Proposed mechanisms of macrophage transformation and metastasis. The tumor microenvironment consists of numerous mitochondria damaging elements, which could impair mitochondria energy production in TAM and tissue macrophages. This would eventually produce genetic instability through the mitochondrial stress or retrograde signaling (RTG) response (A).^, Fusions between macrophages or between macrophages and cancer stem cells could result in cells expressing both the tumor and macrophage genomes (B). The end result would be cells that can survive in hypoxic environments, can proliferate, and can spread to multiple sites through the circulation. Source: Reprinted with permission from.

FIGURE 5

Fusion hybrid hypothesis of cancer cell metastasis. According to our hypothesis, metastatic cancer cells arise following direct transformation or following fusion hybridization between neoplastic epithelial cells and myeloid cells (macrophages). Macrophages are known to invade in situ carcinoma as if it were an unhealed wound. This creates a protracted inflammatory microenvironment leading to fusion hybridization between the neoplastic epithelial cell and the macrophage. Fusion hybridization can explain the phenomenon of EMT without invoking new mutations.

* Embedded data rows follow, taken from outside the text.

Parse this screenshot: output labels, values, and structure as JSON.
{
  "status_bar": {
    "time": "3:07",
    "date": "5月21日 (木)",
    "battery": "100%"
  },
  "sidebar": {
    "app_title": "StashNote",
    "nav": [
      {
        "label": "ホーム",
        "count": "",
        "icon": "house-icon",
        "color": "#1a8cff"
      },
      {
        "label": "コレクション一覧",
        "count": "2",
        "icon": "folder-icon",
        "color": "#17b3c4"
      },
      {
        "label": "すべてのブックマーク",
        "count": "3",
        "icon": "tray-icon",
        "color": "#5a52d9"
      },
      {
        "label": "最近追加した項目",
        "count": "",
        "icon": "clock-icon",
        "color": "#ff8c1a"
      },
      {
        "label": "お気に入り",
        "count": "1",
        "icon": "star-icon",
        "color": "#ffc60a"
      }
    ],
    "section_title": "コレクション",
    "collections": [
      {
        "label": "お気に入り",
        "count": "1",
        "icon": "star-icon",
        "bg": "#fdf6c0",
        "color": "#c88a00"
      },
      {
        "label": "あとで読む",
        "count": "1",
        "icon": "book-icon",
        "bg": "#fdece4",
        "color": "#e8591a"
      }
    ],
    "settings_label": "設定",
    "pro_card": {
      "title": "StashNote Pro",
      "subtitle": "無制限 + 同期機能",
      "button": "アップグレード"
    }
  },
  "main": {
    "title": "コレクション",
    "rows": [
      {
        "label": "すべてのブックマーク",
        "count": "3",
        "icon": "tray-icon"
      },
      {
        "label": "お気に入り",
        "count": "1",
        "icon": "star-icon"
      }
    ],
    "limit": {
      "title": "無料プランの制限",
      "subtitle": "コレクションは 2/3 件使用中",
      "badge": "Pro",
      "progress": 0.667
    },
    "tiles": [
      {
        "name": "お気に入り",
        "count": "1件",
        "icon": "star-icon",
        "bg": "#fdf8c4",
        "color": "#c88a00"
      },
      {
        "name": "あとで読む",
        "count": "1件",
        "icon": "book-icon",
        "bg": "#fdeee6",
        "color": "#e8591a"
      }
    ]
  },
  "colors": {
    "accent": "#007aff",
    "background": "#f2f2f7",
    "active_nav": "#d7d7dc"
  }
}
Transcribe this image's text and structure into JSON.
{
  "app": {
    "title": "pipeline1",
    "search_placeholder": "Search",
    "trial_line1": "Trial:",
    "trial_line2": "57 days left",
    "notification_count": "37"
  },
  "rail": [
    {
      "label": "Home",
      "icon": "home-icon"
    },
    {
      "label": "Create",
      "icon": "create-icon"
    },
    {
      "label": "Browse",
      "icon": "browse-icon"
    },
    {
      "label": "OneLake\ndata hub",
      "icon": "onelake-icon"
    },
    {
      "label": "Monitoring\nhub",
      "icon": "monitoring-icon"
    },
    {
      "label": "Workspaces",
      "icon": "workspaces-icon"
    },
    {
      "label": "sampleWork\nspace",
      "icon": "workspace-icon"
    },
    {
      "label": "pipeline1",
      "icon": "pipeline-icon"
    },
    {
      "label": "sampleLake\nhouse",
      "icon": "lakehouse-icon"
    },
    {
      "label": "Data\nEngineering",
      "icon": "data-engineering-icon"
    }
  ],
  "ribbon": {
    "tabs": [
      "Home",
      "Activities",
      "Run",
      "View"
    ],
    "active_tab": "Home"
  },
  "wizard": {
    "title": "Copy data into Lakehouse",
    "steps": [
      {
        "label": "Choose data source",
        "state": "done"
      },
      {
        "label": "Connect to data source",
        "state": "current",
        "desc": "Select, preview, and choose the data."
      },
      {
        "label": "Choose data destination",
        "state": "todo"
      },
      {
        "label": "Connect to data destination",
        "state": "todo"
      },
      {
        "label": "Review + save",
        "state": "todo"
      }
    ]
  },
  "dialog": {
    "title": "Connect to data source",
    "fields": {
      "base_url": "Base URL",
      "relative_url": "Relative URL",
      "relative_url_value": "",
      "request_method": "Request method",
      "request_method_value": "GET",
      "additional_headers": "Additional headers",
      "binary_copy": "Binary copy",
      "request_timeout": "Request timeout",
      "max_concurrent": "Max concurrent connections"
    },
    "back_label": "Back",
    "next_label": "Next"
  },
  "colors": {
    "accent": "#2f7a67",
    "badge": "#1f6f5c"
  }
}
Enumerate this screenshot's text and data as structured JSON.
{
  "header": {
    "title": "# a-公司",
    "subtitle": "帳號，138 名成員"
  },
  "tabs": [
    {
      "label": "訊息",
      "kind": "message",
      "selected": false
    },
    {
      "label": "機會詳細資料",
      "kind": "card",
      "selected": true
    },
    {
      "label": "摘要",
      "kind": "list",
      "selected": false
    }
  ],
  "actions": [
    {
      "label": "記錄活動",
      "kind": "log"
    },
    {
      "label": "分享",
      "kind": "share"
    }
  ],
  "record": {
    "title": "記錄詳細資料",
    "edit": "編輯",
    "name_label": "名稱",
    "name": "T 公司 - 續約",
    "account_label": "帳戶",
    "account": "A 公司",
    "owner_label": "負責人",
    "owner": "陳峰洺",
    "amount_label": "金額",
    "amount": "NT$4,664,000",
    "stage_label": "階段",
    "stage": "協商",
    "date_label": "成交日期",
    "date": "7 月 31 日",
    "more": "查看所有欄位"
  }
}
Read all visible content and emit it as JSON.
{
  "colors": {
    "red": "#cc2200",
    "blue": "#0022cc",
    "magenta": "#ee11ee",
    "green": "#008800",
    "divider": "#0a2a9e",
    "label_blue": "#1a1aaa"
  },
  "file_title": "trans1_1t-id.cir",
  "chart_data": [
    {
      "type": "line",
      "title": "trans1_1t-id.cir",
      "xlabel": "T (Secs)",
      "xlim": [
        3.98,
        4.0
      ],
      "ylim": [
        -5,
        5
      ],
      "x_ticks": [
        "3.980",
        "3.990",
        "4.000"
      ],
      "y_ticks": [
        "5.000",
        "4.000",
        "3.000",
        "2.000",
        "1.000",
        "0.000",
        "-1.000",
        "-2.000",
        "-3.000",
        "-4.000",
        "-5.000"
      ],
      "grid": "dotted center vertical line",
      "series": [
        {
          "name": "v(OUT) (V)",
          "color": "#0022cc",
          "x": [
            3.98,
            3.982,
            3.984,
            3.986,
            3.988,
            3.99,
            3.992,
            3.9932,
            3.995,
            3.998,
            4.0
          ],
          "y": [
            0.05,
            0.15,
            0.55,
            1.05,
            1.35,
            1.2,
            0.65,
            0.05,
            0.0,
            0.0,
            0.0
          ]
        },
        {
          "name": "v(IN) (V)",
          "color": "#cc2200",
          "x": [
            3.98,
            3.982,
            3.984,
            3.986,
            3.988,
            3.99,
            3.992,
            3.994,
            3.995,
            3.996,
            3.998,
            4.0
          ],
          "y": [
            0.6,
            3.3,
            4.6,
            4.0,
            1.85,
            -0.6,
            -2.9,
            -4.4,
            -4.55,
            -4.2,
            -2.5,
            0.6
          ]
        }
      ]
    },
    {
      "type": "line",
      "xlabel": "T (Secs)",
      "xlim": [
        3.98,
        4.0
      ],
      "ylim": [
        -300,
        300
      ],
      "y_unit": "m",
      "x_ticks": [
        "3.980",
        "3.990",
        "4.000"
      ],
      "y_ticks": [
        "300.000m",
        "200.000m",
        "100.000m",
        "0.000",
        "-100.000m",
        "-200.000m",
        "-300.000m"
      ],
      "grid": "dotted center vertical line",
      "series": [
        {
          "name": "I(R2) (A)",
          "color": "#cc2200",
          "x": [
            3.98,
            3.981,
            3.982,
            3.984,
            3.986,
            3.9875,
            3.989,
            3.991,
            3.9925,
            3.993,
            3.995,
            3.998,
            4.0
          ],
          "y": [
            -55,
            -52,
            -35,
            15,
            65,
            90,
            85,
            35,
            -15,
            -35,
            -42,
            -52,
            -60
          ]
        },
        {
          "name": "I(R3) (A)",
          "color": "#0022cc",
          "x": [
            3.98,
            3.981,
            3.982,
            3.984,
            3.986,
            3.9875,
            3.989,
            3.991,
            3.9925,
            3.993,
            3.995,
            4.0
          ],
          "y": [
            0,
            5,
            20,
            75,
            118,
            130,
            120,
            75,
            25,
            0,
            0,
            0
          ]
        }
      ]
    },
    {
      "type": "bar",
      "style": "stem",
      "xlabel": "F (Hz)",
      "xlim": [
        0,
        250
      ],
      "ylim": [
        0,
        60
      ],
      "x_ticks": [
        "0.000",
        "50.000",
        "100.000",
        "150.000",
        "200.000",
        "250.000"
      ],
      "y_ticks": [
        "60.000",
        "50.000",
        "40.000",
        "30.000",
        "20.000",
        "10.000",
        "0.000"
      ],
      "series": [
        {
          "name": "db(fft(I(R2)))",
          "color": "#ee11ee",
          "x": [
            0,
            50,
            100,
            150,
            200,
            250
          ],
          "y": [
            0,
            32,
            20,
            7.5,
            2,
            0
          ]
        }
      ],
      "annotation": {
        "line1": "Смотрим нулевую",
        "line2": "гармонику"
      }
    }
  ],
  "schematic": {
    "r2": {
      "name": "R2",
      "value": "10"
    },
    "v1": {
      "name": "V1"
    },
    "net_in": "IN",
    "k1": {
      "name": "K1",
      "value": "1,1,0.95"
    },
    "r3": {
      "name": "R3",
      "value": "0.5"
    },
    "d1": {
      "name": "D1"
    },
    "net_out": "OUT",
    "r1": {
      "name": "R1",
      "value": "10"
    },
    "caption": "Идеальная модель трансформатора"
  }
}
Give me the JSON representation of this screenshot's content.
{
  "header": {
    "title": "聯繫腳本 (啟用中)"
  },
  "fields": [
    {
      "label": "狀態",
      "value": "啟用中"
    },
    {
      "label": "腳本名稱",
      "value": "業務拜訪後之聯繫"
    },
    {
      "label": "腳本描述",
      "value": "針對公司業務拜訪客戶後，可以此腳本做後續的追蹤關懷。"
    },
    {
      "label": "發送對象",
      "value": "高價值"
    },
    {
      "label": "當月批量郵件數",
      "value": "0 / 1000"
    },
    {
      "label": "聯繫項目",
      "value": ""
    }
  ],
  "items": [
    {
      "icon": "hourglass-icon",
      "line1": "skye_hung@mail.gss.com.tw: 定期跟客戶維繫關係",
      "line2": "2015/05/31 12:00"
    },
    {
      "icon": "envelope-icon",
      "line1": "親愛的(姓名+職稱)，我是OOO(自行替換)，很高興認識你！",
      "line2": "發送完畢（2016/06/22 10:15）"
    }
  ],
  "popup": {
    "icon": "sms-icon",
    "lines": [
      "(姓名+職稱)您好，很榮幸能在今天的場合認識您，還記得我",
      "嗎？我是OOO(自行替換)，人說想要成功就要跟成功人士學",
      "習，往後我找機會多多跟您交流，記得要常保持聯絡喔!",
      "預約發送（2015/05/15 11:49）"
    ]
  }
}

Inflammation damages mitochondria leading to enhanced fermentation and acidification of the microenvironment. Mitochondrial damage leading to respiratory insufficiency becomes the driver for the neoplastic transformation of the epithelial cell and of the fusion hybrids (Figure 4). As macrophages are already mesenchymal cells that naturally possess the capability to enter (intravasate) and exit (extravasate) the circulation, the neoplastic fusion hybrid will behave as a rogue macrophage. The fusogenic properties of macrophage cells can also explain how metastatic cells can recapitulate the epithelial characteristics of the primary tumor at secondary micro-metastatic growth sites. This process can explain the phenomenon of MET without invoking a mutation suppression mechanism. Reprinted with permission from Seyfried and Ling.